One of the things I never understood about back office financial payment systems was settlement. Why did it take so long for things to settle? In the futures world where I lived, we had daily settlement with corresponding payment, and collection. But, everywhere else, it took days.
Blockchain can change that and it has some pretty big ramifications.
One of the things that financial people are focused on now post 2008 financial crisis is risk. The futures industry requires a lot more margin to hold positions. In Lean Hogs, prior to 2008, it was $50 to hold a spread. Post crash, $1800 dollars per spread. Margin changes, but traders will never see $50 ever again.
The futures clearinghouse works exactly like a closed blockchain. What does the financial world look like if the same concept is unleashed?
It’s going to change stock trading. Markets will be much more efficient because stock will get transferred and settled that day. Variance will be taken out of the settlement chain, allowing banks and traders to use cash for positions more efficiently than they do today. That should lead to lower costs and more profits. This is back office efficiency, not front end speed efficiency.
There are lots of anomalies in stock trading today. Big banks fudge the numbers on stocks and borrow them to short. In a recent settlement with the US Department of Justice, Goldman Sachs will pay a $2.385 billion civil monetary penalty, make $875 million in cash payments and provide $1.8 billion in consumer relief. It sounds like a lot of money, and it is. But, I bet they made considerably more than that. It also doesn’t account for all the knock on effects in other markets that were affected by their illegal activity. It wasn’t just the mortgage market that fell apart in 2008, all asset and commodity markets tumbled in value.
A few entities dominate back office clearing in finance today. Blockchain can totally upend that oligopoly. The members of that oligopoly are trying to figure out what the cost/opportunity costs of fighting the change are today. If they think they can make more money using blockchain, the transition will go a lot quicker. If not, look for a lot of regulatory battles at the SEC, Department of Treasury and other regulators.

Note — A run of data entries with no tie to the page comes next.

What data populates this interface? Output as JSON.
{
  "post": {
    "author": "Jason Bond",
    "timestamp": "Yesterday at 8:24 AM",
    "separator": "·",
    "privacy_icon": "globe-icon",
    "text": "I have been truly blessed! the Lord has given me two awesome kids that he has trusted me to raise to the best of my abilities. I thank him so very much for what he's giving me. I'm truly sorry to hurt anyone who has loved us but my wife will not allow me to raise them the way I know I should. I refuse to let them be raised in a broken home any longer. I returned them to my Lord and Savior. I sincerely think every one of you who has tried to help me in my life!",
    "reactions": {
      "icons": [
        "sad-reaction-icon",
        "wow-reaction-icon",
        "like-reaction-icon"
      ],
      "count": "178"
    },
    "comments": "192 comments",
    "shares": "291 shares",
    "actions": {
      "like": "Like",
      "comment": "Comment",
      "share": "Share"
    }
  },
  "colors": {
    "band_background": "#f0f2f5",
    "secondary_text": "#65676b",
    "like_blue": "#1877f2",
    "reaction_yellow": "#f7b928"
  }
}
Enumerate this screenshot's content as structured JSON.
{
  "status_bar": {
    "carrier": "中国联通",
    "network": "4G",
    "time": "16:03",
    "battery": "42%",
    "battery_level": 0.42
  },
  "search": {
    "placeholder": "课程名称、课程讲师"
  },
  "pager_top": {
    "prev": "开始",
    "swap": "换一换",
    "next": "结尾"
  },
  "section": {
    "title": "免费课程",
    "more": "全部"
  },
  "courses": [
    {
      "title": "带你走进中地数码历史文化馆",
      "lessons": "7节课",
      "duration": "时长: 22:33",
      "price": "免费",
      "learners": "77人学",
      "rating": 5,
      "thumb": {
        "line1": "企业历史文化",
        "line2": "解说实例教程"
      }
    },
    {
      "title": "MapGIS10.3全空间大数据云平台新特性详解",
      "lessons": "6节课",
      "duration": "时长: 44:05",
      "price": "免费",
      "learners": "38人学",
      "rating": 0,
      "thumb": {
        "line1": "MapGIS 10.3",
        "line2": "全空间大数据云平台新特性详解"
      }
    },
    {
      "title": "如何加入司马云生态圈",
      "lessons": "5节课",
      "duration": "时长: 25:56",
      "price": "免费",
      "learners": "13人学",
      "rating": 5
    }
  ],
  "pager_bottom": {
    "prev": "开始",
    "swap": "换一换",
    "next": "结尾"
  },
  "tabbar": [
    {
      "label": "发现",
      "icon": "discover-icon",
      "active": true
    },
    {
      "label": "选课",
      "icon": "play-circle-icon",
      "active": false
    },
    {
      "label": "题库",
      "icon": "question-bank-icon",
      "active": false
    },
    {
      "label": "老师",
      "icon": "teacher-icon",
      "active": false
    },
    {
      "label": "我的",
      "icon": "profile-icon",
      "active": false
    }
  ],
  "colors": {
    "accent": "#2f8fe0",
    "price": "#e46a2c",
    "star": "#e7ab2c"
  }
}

Credit card payment processing is highly centralized. Currently, the bitcoin network isn’t fast enough to process payments like existing networks. But, it’s early and technology changes. There are some things that the bitcoin network has to figure out before they can compete. One thing I wonder about; when processes are centralized, they can do a lot, but they can never do as much as a network. How long does it take the bitcoin network to figure it out-and does that network of miners have to centralize to do it?
A corollary is in futures trading. In the pit, we had a closed centralized network. On the screen, we blew the network wide open and volume increased exponentially. But, for that volume to increase exponentially, it had to centralize into several HFT firms from a lot of independent traders. This is not unlike the change that will happen with miners when the bitcoin network goes to larger block sizes. To be clear, I am not suggesting this is “bad or good”; it is merely an observation and a metaphor.
Blockchain obviously will change title search in real estate. It will change back office processes in the trading of muni bonds, and other assets. No longer will the market have to pay someone to do research to find out if something has a “clear” title.
This is why people have pivoted to blockchain. If you talk about Bitcoin, most people think you are insane. But, Bitcoin and blockchain are linked. There isn’t one without the other. If you post something on the blockchain and it has no bitcoin attached to it, there isn’t any value created. This doesn’t mean governments will abandon their fiat currency anytime soon. Far from it. But, they will have to wrap their heads and operations around bitcoin.